On 12/1/2018 2:08 PM, Steven D'Aprano wrote:

> This proof of concept wrapper class could have been written any time
> since Python 1.5 or earlier:

> class lazymap:
>      def __init__(self, function, sequence):

One could now add at the top of the file
    from collections.abc import Sequence

and here

     if not isinstance(sequence, Sequence):
         raise TypeError(f'{sequence} is not a sequence')

>          self.function = function
>          self.wrapped = sequence
>      def __len__(self):
>          return len(self.wrapped)
>      def __getitem__(self, item):
>          return self.function(self.wrapped[item])

For 3.x, I would add

         def __iter__: return map(self.function, self.sequence)

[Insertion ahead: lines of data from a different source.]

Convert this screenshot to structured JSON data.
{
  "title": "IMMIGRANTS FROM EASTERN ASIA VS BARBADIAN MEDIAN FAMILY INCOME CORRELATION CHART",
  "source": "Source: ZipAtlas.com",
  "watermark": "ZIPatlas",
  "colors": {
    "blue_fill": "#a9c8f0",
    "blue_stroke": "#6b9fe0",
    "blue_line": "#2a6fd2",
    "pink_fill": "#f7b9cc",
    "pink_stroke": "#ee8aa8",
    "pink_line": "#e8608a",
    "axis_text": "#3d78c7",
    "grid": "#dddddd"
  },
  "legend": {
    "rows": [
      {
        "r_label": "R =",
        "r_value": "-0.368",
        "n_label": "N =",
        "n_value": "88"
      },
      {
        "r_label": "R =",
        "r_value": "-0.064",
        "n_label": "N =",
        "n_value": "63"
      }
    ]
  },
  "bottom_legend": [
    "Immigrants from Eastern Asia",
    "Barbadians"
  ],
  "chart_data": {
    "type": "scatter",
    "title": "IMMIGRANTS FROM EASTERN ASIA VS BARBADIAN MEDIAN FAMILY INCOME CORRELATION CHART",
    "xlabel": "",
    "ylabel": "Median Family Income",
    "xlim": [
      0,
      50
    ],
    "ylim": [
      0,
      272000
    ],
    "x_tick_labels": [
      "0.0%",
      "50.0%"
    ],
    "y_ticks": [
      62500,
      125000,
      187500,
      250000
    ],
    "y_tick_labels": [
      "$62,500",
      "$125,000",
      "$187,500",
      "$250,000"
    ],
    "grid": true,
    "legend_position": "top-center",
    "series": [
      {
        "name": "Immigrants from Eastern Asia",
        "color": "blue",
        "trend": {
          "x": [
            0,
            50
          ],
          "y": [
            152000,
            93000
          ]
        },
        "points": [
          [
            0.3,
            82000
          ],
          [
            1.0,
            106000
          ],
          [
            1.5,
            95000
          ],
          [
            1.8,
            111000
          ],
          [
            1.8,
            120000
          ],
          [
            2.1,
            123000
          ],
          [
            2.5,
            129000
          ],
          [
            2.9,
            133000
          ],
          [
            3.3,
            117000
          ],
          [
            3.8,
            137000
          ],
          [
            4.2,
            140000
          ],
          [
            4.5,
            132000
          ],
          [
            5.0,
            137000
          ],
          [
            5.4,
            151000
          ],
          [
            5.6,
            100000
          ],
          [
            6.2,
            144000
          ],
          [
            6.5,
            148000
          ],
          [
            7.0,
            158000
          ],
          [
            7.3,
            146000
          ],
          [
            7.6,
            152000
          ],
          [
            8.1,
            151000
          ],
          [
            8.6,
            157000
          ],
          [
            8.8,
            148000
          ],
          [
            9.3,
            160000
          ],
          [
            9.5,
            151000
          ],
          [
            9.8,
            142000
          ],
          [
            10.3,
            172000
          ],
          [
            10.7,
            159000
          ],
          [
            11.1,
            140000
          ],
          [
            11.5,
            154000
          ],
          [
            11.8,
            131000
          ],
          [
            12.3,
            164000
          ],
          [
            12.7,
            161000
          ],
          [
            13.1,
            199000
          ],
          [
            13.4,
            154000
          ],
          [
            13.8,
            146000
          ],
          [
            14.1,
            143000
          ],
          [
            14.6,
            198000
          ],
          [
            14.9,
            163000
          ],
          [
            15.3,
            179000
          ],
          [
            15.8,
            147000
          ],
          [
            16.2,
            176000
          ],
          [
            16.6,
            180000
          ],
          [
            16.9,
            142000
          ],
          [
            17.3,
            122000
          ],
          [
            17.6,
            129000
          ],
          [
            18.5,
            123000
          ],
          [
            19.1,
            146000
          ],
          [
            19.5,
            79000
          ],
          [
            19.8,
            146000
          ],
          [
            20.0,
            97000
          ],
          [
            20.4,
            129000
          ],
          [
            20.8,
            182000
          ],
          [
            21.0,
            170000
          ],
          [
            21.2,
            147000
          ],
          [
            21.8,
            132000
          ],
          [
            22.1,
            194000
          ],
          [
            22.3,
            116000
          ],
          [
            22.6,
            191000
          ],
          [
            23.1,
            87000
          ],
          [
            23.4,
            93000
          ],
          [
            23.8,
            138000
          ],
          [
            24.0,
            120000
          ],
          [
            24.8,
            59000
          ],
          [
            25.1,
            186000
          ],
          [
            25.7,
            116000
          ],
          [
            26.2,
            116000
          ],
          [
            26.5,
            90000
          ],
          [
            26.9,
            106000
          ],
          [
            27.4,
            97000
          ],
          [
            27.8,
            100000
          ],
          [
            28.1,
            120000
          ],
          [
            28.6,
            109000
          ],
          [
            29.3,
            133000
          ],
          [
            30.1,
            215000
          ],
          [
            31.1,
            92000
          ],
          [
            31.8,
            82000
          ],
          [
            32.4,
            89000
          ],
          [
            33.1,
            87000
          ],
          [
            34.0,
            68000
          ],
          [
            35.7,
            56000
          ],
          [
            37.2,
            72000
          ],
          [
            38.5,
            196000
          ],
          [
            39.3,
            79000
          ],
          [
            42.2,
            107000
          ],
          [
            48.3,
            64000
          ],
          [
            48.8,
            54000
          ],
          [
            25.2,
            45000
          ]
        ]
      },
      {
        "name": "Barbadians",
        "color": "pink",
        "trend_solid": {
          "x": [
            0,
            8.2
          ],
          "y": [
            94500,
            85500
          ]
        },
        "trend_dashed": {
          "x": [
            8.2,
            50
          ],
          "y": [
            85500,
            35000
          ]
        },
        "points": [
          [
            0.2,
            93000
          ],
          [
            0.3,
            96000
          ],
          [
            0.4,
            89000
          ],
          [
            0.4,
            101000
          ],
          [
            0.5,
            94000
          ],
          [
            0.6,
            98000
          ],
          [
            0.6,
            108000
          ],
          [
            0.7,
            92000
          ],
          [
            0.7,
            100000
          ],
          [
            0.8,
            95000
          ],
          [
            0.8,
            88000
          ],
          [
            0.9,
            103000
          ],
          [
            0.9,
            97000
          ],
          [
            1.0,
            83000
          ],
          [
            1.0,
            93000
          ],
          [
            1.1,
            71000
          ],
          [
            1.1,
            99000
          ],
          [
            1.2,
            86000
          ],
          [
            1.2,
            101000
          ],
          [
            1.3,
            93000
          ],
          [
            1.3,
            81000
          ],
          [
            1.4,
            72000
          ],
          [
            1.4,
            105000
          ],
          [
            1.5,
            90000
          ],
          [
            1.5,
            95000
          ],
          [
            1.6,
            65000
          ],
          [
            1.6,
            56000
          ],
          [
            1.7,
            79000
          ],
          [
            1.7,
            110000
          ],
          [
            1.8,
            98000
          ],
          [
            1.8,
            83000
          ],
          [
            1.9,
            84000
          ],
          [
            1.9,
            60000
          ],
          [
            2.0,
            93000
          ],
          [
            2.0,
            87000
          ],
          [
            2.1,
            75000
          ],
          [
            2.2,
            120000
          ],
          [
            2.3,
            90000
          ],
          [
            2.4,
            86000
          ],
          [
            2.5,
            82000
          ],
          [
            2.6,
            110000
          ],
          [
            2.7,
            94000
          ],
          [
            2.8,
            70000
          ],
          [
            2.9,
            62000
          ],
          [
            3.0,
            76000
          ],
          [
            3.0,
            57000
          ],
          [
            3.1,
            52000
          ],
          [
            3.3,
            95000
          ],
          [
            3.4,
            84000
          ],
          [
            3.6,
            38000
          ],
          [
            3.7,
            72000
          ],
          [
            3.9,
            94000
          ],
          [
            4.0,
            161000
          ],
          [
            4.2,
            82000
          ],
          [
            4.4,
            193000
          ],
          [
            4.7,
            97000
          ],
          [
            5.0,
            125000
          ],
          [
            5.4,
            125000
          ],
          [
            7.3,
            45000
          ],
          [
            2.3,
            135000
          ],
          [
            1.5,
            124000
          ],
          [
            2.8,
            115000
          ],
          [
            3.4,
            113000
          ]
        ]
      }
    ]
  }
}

but your point that iteration is possible even without, with the old 
protocol, is well made.

> It is fully iterable using the sequence protocol, even in Python 3:
> py> x = lazymap(str.upper, 'aardvark')
> py> list(x)
> ['A', 'A', 'R', 'D', 'V', 'A', 'R', 'K']
> Mapped items are computed on demand, not up front. It doesn't make a
> copy of the underlying sequence, it can be iterated over and over again,
> it has a length and random access. And if you want an iterator, you can
> just pass it to the iter() function.
> There are probably bells and whistles that can be added (a nicer repr?
> any other sequence methods? a cache?) and I haven't tested it fully.
> For backwards compatibilty reasons, we can't just make map() work like
> this, because that's a change in behaviour. There may be tricky corner
> cases I haven't considered, but as a proof of concept I think it shows
> that the basic premise is sound and worth pursuing.